Omega 3 fatty acids are among the unsaturated essential fatty acids. The body cannot produce it itself and therefore relies on the supply. Rich sources of omega-3 fatty acids are fish and fish oil, as well as vegetable oils and seeds. One of the reasons omega 3 fats are important for your body to keep your blood vessel flexible. That there are multiple open dock makes that kind of fats especially prone to oxidation, as you’ll find out if you leave your salmon out on the kitchen counter for a few hours on a hot day. “Hydrogenated’ and “trans” fats found in lots of processed baked foods and junk food, have been subjected to an industrial process to close down all the open docks on the fat, to extend shell life. These are the kind of fats to avoid if at all possible.
In addition, they have anti-inflammatory and may protect against cardiovascular disease, cancer and other diseases, there is evidence that these fatty substances strengthen the muscle after physical exercise, from a medical point of view, such an effect would be of great benefit. For diseases or accidents that tie the patient to the bed or force him into a plaster lead to a sometimes far-reaching loss of muscle mass. This makes it difficult, however, to recover quickly after recovery.

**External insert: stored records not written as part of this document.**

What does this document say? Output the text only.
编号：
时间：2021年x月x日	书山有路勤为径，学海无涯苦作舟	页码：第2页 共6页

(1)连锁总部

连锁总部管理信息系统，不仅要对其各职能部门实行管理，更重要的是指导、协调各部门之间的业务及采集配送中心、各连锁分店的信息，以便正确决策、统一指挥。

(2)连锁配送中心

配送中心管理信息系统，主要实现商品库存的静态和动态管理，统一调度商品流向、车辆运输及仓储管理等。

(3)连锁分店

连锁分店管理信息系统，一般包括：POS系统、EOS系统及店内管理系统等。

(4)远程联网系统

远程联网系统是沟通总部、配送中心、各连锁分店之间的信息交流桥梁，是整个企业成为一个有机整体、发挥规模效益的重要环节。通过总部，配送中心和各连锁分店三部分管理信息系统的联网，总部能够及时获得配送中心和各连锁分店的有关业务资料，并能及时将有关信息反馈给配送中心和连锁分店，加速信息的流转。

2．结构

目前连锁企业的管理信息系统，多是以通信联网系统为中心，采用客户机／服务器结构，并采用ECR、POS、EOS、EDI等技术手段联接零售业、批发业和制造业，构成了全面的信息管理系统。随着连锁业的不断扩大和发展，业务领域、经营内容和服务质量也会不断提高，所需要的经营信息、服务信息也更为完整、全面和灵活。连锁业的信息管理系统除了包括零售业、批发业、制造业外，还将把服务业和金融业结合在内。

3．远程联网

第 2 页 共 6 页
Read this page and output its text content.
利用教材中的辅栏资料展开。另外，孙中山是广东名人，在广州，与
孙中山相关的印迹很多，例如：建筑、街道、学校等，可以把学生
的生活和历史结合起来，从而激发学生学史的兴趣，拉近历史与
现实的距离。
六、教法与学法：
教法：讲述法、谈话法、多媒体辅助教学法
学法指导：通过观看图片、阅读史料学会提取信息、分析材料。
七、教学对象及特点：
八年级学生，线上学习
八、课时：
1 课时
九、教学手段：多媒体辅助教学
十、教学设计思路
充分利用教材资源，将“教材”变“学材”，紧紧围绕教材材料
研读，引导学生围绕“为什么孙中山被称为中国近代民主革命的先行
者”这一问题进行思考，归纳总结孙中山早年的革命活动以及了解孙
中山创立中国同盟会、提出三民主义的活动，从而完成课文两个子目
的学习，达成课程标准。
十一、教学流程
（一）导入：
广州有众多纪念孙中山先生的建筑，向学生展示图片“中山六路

Omega 3 fatty acids have more than compensated for the loss of muscle function previously considered “age-related”. In a methodologically adequate intervention study, the muscle oxygen consumption during intense exercise was economized by administering omega-3 fatty acids for eight weeks, with a consecutive increase in the omega-3 index. Performance parameters remained unchanged, which is consistent with results from similar intervention studies. The economized oxygen consumption of the musculature is consistent with prolonged anaerobic endurance after EPA and DHA.
In summary, a high omega-3 index means less tendencies for muscle soreness and less “age-related” muscle breakdown, and an economization of skeletal muscle oxygen consumption. The administration of omega-3 fatty acids seems to have no influence on exercise-induced muscle growth or immobilization-related degradation.